El avión estaba alcanzando velocidad a gran rapidez. Ya estaba a unos cien metros de distancia. Rodríguez cogió el arma y la ladeó antes de echar a correr. Apenas si se había movido cuando el arma comenzó a disparar (ensordeciendo con su rugido el del avión) y entonces corrió, tras el avión, sin dejar de disparar, apretando con fuerza la mandíbula mientras el arma se movía en sus brazos. Casi al final de la pista de aterrizaje, el avión se inclinó hacia arriba para ganar altura. Había despegado. Rodríguez siguió corriendo tras él, vaciando el cargador.

Durante un instante no pareció suceder nada. Entonces una columna de fuego comenzó a salir del morro del avión. Pareció entrar en pérdida, y a continuación se ladeó ligeramente, como un pájaro herido. El motor estalló y cayó dando vueltas hasta las palmeras que había junto a la orilla.

—¡Joder! —soltó Piloski mientras observaba cómo el enorme mexicano regresaba con el arma aún humeante en sus manos. Tenía la cara ennegrecida y, durante un segundo, Piloski llegó a pensar que lo iba a apuntar a él.

—Sácalo —dijo Rodríguez.

Piloski no dudó. Se acercó hasta el tráiler, llamó y esperó.
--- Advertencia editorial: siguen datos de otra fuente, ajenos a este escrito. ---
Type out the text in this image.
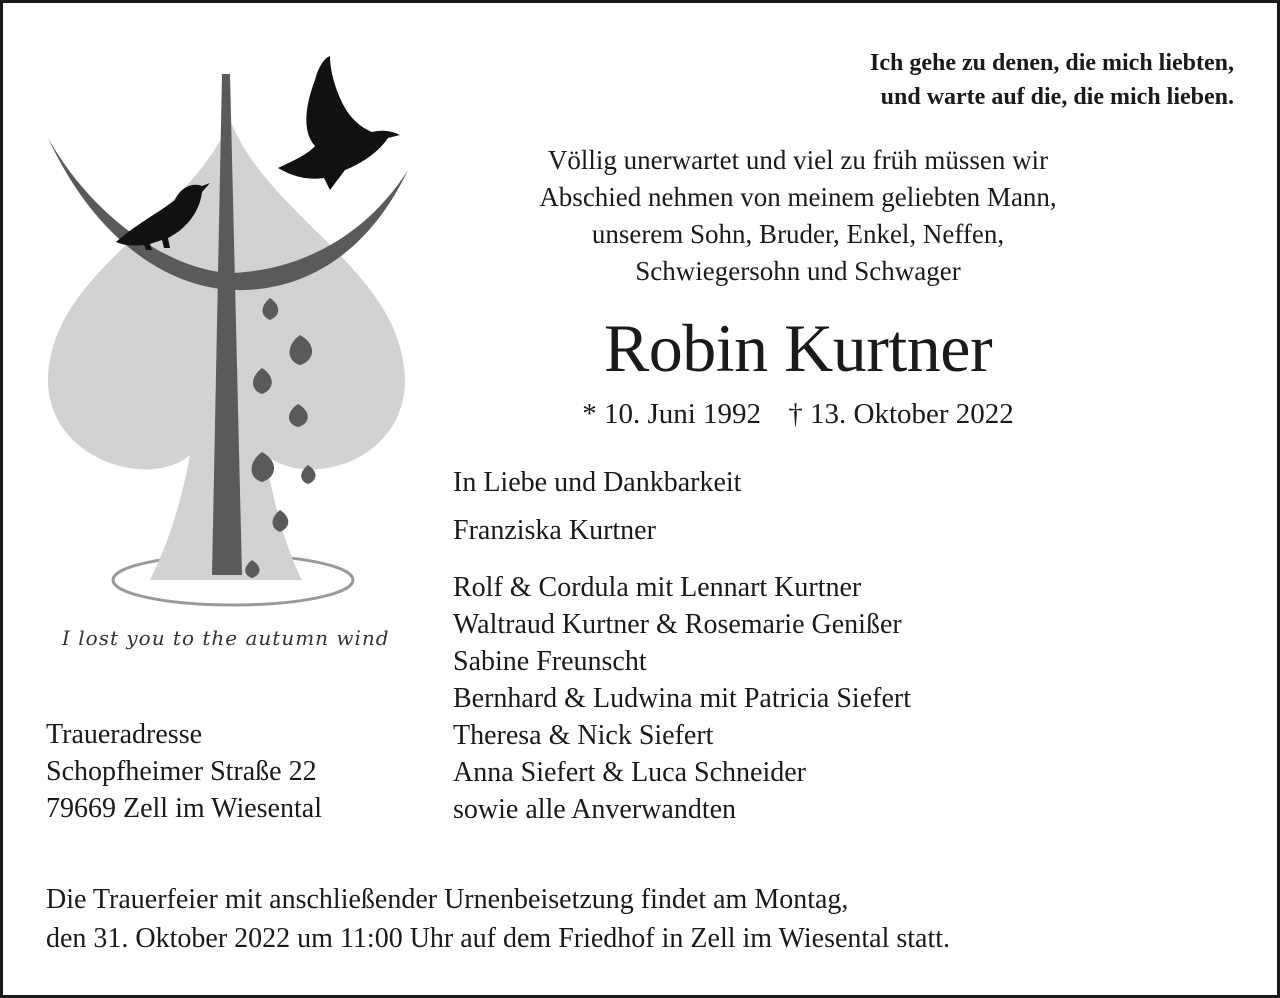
I lost you to the autumn wind
Ich gehe zu denen, die mich liebten,
und warte auf die, die mich lieben.
Völlig unerwartet und viel zu früh müssen wir
Abschied nehmen von meinem geliebten Mann,
unserem Sohn, Bruder, Enkel, Neffen,
Schwiegersohn und Schwager
Robin Kurtner
* 10. Juni 1992 † 13. Oktober 2022
In Liebe und Dankbarkeit
Franziska Kurtner
Rolf & Cordula mit Lennart Kurtner
Waltraud Kurtner & Rosemarie Genißer
Sabine Freunscht
Bernhard & Ludwina mit Patricia Siefert
Theresa & Nick Siefert
Anna Siefert & Luca Schneider
sowie alle Anverwandten
Traueradresse
Schopfheimer Straße 22
79669 Zell im Wiesental
Die Trauerfeier mit anschließender Urnenbeisetzung findet am Montag,
den 31. Oktober 2022 um 11:00 Uhr auf dem Friedhof in Zell im Wiesental statt.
—¿Sí? —preguntó el chico. Su voz sonó extrañamente tranquila. Piloski asintió y Rodríguez cogió el micro.

—Abre la maldita puerta —le ordenó.

—Están todos muertos —explicó el chico con regocijo—. Solo estoy yo. Este es mi reino. El reino de los muertos.

—Vamos a entrar —avisó Rodríguez—. Abre la puerta o la volaremos.

—No puedes detenerlos —dijo el chaval—. A los aviones, me refiero. Están programados y el sistema está inutilizado. Aunque volaras el tráiler no podrías pararlos ya.

—¿Ah, sí? —dijo Rodríguez—. Bueno, supongo que eso es lo que tenemos que hacer.

Colgó.

—Es un farol, ¿verdad? —dijo Piloski.

—¿Tenemos un lanzamisiles? —preguntó Rodríguez.